The report - "Pharma 2020: Virtual R&D Which path will you take?" - recommends using more specific molecular details to build predictive models and more accurate information that can drive the development of suitable medicines. One example is the development of a diabetic virtual mouse model created through a partnership between The American Diabetes Association and US biopharma company Entelos. The two organisations are using the mouse to study cures for Type 1 diabetes. The model is based on years of data from experiments on real animals but virtual animals could be created for any species for which there is enough data.
Already, methodology such as predictive biosimulation is increasingly playing a role in the r&d process, with scientists at University College in London using computer modelling to simulate the efficacy of an HIV treatment in blocking one of the key proteins used by the virus.
The report recommends the uptake of a more predictive way of testing molecules before they go into man. There is also a suggestion that with the advent of virtual patients, it will be possible to "screen" candidates in a digital representation of the human body, which can be adjusted to reflect common genetic variations and disease traits, such as a weakened cardiovascular system.

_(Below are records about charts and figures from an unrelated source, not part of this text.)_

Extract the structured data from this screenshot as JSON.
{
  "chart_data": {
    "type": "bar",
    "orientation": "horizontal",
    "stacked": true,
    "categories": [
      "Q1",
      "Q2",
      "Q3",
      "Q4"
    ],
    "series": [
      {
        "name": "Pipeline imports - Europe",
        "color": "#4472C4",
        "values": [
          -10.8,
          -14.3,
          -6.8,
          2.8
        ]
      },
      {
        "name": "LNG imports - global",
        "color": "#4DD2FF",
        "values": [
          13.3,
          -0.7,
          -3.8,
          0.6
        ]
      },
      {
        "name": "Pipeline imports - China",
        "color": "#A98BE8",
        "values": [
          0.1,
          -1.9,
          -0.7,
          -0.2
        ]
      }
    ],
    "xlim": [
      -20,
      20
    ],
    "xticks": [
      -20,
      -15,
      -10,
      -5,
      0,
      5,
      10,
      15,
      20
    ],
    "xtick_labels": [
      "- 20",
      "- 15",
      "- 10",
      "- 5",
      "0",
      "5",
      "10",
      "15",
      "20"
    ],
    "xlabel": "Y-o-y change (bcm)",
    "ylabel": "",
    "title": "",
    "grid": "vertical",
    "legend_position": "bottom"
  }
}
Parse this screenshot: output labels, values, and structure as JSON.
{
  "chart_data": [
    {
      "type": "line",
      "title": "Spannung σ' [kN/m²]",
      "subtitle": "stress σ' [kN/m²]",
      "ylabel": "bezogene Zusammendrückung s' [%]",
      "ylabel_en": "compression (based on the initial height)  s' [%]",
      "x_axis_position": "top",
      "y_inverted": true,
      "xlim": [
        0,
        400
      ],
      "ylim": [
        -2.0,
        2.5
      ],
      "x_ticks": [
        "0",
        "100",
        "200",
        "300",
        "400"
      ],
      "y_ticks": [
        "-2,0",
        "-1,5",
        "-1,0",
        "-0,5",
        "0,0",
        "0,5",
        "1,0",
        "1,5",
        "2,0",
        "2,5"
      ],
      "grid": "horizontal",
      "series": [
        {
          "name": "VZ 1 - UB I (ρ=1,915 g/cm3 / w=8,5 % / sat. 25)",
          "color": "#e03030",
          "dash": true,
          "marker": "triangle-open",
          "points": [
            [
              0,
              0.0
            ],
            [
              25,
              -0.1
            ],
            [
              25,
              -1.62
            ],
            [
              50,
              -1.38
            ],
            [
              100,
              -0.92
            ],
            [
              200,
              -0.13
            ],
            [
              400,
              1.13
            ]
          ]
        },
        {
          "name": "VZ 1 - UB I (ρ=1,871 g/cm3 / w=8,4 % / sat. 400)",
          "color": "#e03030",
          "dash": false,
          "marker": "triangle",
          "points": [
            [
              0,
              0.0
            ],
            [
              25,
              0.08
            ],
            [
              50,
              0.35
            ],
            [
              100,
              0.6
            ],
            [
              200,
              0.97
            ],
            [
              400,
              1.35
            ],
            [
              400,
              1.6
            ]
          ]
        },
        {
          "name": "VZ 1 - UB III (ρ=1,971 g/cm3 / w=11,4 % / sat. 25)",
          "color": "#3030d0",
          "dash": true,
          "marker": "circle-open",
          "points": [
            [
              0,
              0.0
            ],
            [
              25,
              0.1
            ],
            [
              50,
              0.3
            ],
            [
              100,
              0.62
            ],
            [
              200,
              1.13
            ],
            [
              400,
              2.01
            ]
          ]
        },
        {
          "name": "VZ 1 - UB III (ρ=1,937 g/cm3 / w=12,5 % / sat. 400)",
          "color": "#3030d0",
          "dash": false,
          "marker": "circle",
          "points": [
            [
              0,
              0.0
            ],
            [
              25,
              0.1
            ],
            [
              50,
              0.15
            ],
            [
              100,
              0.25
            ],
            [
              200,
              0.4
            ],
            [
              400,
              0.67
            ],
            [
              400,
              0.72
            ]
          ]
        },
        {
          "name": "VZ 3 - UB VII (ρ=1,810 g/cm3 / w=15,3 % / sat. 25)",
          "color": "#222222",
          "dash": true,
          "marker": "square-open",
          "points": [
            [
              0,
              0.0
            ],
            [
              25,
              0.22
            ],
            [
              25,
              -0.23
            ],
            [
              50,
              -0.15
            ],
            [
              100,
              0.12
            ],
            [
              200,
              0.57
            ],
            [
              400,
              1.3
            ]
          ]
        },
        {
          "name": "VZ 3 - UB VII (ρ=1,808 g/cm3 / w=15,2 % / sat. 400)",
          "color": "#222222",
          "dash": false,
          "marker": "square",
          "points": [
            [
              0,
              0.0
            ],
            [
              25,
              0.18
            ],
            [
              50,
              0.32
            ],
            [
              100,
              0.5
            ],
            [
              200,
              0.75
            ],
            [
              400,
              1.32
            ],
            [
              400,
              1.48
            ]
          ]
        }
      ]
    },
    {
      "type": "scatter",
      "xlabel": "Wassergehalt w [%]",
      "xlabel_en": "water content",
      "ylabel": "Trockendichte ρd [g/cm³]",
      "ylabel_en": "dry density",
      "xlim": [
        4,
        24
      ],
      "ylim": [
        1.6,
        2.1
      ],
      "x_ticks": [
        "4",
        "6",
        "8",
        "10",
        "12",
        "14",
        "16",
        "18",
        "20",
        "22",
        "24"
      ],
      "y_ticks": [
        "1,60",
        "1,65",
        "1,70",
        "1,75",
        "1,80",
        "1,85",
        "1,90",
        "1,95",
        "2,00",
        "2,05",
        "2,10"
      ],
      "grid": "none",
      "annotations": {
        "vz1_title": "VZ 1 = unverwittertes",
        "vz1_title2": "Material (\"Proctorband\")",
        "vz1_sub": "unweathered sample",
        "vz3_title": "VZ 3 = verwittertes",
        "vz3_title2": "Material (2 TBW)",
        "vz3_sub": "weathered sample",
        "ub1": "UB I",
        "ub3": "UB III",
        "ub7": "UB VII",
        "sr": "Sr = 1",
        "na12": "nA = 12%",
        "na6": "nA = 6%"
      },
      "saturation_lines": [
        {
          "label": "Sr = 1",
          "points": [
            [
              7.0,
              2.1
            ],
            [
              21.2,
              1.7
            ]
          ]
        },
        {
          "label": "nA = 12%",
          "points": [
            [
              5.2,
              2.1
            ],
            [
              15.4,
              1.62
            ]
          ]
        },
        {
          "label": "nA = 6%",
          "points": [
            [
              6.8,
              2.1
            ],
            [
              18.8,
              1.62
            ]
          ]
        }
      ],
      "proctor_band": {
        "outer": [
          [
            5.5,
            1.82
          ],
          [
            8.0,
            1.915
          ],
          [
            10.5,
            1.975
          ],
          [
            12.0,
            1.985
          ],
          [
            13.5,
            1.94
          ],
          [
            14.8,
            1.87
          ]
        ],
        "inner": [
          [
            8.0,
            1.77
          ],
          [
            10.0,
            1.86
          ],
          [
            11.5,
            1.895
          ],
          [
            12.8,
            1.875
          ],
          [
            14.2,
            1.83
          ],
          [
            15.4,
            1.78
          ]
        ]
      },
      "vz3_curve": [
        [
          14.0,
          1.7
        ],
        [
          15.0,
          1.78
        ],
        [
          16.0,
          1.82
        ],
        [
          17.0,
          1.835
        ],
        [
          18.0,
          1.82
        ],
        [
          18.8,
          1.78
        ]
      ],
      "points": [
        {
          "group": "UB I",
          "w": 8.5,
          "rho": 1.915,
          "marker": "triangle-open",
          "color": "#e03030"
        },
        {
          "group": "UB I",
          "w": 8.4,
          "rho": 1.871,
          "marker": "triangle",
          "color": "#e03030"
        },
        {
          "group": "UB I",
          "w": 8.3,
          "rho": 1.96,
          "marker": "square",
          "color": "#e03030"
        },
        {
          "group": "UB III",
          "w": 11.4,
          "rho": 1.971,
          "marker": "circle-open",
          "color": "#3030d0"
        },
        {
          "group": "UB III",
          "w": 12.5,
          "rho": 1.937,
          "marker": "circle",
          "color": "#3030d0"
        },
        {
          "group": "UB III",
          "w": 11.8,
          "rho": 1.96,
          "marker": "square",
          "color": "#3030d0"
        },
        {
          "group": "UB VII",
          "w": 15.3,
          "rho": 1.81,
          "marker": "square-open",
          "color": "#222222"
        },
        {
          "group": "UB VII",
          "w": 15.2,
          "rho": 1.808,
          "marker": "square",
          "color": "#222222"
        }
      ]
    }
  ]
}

"Although the "birth" of virtual man is still years off, it is likely that the next stage is semantic technologies and computer-aided molecule design," the report states. "As the pharma industry waits for the "virtual man model" it can make improvements on how it conducts research. One way is by paying more attention to validating in vivo disease models and making them more predictive by using products with proven clinical efficacy to test them."
There is also an assumption that these scientific and technological advances will ultimately render the current model of development, which includes the four distinct phases of clinical testing, obsolete. Greater understanding of how the body behaves on a molecular level and a much better way of monitoring patients will allow pharma companies to re-haul their clinical trial designs, thus reducing the number of studies they perform and the number of patients on whom new medicines are tested.
"The aim is that pharma directs its efforts more productively," states the report. "As well as having to ensure that new molecules are safe and efficacious, it will have to provide value for money."
rewarding innovators
A small yet significant point is that they believe there is a better way of stimulating genuine innovation and that should come from rewarding scientists for what they do and not what the company does. So, for example, GSK has overhauled its incentive scheme and now pays its researchers a bonus only when a candidate molecule reaches the proof-of-concept stage or when they solve major problems.
The aim is to encourage researchers to focus on creating compounds that have a real chance of success and it strengthens the links between the research and development functions.
Other factors driving sector change is an increasing cautiousness from regulators to approve innovative medicines in the wake of drug scandals such as Vioxx. Many governments are also beginning to focus on prevention, rather than treatment. And while, on the one hand, such a shift can be viewed as prohibitive to pharma business, the report suggests that this trend can become an enabling force for industry to enter into the realm of health management.
Increasingly, patients are taking control of their own health management and the "self-medication sector" continues to be boosted by a growth in the number of prescription products attaining over-the-counter status. These trends leave the path open for pharma sector to "cash in" on the shift. However, the industry must be willing to rebuild its image and show the public and healthcare professionals that it has their best interests at heart.
Reference
1. CMR International survey of 29 pharma firms,1998, in PARALEX¢s Pharmaceutical R&D Statistical Sourcebook (2001).